Partly this granularity is reflected in the updates they make when new information is obtained (although they are also more accurate on their initial estimate). Being a superforecaster requires monitoring the news, and reacting the right amount. There are occasional big updates - which Tetlock suggests superforecasters can make because they are not tied to their forecasts like a professional pundit - but most of the time the tweaks represent an iteration toward an answer.
Tetlock suggests such fine-grained distinctions would not come to people naturally, as making them would not have been evolutionarily favourable. If there is a lion in grass, there are three likely responses - yes, no, maybe - not 100 shades of grey. But the reality is there needs to be a threshold for each, and evolution can act on fine distinctions. A gene that leads people to apply “run” with 1% greater accuracy over many generations will spread.
Superforecasters also suffer less from scope insensitivity. People will pay roughly the same amount to save 2,000 or 200,000 migrating birds. Similarly, when asked whether an event will occur in the next 6 or 12 months, regular forecasters would predict approximately the same probability of the event occurring. Conversely, superforecasters tend to spot the difference in timeframes and adjust their probabilities so, although they did not exhibit perfect scope insensitivity. I expect an explicit examination of base rates would help in reducing that scope insensitivity as it will tend to relate to a timeframe.

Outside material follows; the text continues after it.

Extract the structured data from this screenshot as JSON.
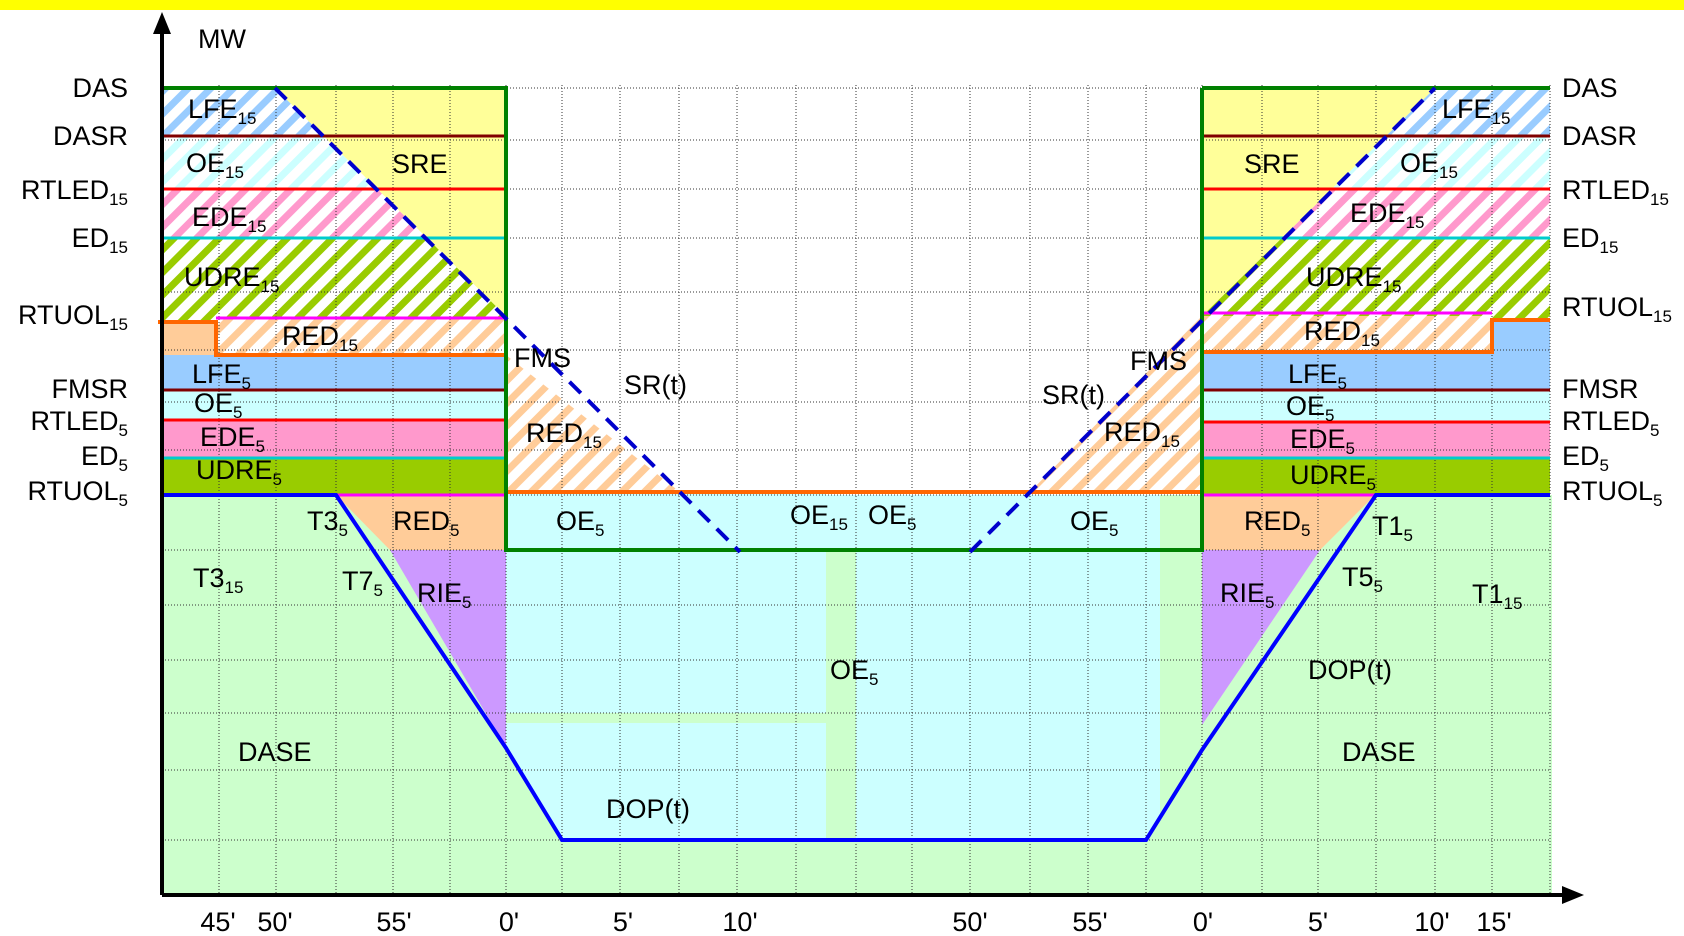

A couple of the characteristics Tetlock gives to the superforecasters seem a bit fluffy. Tetlock describes them as having a “growth mindset”, although the evidence presented simply suggests that they work hard and try to improve.
Similarly, Tetlock labels the superforecasters as having “grit”. I’ll just call them conscientious.
Beyond the characteristics of superforecasters, Tetlock revisits a couple of themes from Expert Political Judgment. As a start, there is a need to apply numbers to forecasts, or else they are fluff. Tetlock relates the story of Sharman Kent asking intelligence officers what they took the words “serious possibility” in a National Intelligence estimate to mean (this wording relating to the possibility of a Soviet invasion of Yugoslavia in 1951). The answer turned out to be anything between a 20% and an 80% probability.
Then there is a need for scoring against appropriate benchmarks - such as no change or the base rate. As Tetlock points out, lauding Nate Silver for picking 50 of 50 states in the 2012 Presidential election is a “tad overwrought” if compared to the no-change prediction of 48.
One contrast with the private Expert Political Judgment project was that forecasters in the public IARPA tournament were better calibrated. While the nature of the questions may have been a factor - the tournament questions related to shorter timeframes to allow the tournament to deliver results in a useful time - Tetlock suggests that publicity creates a form of accountability. There was also less difference between foxes and hedgehogs in the public environment.
One interesting point buried in the notes is where Tetlock acknowledges the various schools of thought around how accurate people are, such as the work by Gerd Gigerenzer and friends on the accuracy of our gut instincts and simple heuristics. Without going into a lot of detail, Tetlock declares the “heuristics and biases” program is the best approach to bring error rates in forecasting down. The short training guidelines - contained in the Appendix to the book and targeted to typical biases - improved accuracy by 10%. While Tetlock doesn’t really put his claim to the test by comparing all approaches (What would a Gigerenzer led team do?), the evidence of the success of the Good Judgment team makes it hard, at least for the moment, to argue with.